GANA also provided a Terraform data object for other projects to access subnet ranges of already allocated resources.

// Fetch details of the cluster subnet
data "gana_subnet" "godata_core" {
  project      = "${var.project_name}"
  category     = "vpc"
  network_name = "godata-core"
  endpoint     = "${var.gana_endpoint}"
}

Metadata provider

To enhance visibility, we built a custom metadata provider, centralizing information on IP addresses, service locations, and resource configurations. This metadata supported service discovery and streamlined infrastructure management across the board.

provider "godata" {
  host = "http://xyz.gojek.io"
}

resource "godata_stream" "gmainstream" {
  urn         = "urn"
  name         = "mainstream"
  brokers {
    address = "10.11.12.10"
    name    = "g-godata-box-01"
    host    = "g-godata-box-01"
  }
}

Code structure

Structuring the code in Terraform is crucial because it determines which files Terraform has access to when it is executing.
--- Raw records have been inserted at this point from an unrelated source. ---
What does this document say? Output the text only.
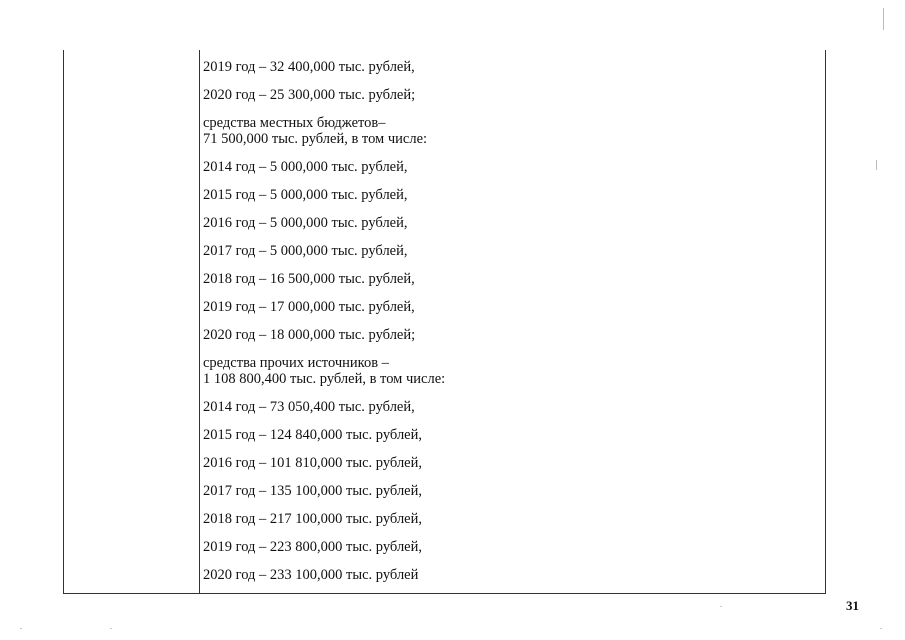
2019 год – 32 400,000 тыс. рублей,
2020 год – 25 300,000 тыс. рублей;
средства местных бюджетов–
71 500,000 тыс. рублей, в том числе:
2014 год – 5 000,000 тыс. рублей,
2015 год – 5 000,000 тыс. рублей,
2016 год – 5 000,000 тыс. рублей,
2017 год – 5 000,000 тыс. рублей,
2018 год – 16 500,000 тыс. рублей,
2019 год – 17 000,000 тыс. рублей,
2020 год – 18 000,000 тыс. рублей;
средства прочих источников –
1 108 800,400 тыс. рублей, в том числе:
2014 год – 73 050,400 тыс. рублей,
2015 год – 124 840,000 тыс. рублей,
2016 год – 101 810,000 тыс. рублей,
2017 год – 135 100,000 тыс. рублей,
2018 год – 217 100,000 тыс. рублей,
2019 год – 223 800,000 тыс. рублей,
2020 год – 233 100,000 тыс. рублей
31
Olympus represents the entire Gojek live cloud infrastructure as IAC. Therefore, each repository in the its GitLab group represents one cloud project owned by their respective teams.

Having each project as a separate repository allows us to version control each project infrastructure separately. It also enables us to version physical infrastructure. The following example goviet-staging -1.2.3 maps to systems-1.2.3.

Infrastructure mapping enables us to roll back to older versions and always have working state mapping of the last stable infrastructure. The code structure within each project is layered where each layer represents one section of infrastructure and is a combination of similar components.

Lessons

Building Olympus was both a technical and strategic challenge. Here are some of the key lessons we gained in managing IAC at scale:

Control the blast radius

With Terraform, the potential to make sweeping changes is powerful—and risky. We adopted best practices to limit the “blast radius” of any one command, breaking down infrastructure into smaller components and using remote state to manage updates safely.

Avoid deep module nesting

Modules with deep dependencies can quickly become unmanageable. We kept module nesting minimal, enabling simpler versioning and easier maintenance.

Consistent naming conventions

Standardized naming conventions became essential as our infrastructure grew. Consistent names allowed us to maintain context across resources and projects, making infrastructure easier to manage. e.g. p-gojek-id-mainstream-kafka-01

Future

Olympus transformed how we managed infrastructure, cutting provisioning time from weeks to minutes and empowering teams with a true self-serve model. This shift marked a cultural transformation at Gojek, moving the company towards a model where engineers could handle their infrastructure needs independently. Teams now have the autonomy to provision resources on demand without relying on ticket-based systems, accelerating development and improving agility.

Looking forward, we’re exploring ways to make Olympus even more responsive, connecting its components to allow for coordinated infrastructure management. This next step will bring us closer to a fully autonomous infrastructure model, where automation and resilience are built into every layer.

Reflections

Building Olympus taught us that effective infrastructure isn’t just about code; it’s about creating a product that people want to use. By emphasizing reusability, self-service, and security, we built a platform that serves as the backbone of Gojek’s infrastructure—allowing us to scale, iterate, and grow alongside the business. With Olympus, we laid the foundation for a culture of empowerment, agility, and resilience, ensuring that Gojek’s infrastructure could keep pace with its ambitions.

Olympus is more than a toolkit; it’s a way of reimagining how infrastructure can support fast-growing organizations, making the complex manageable and the essential accessible.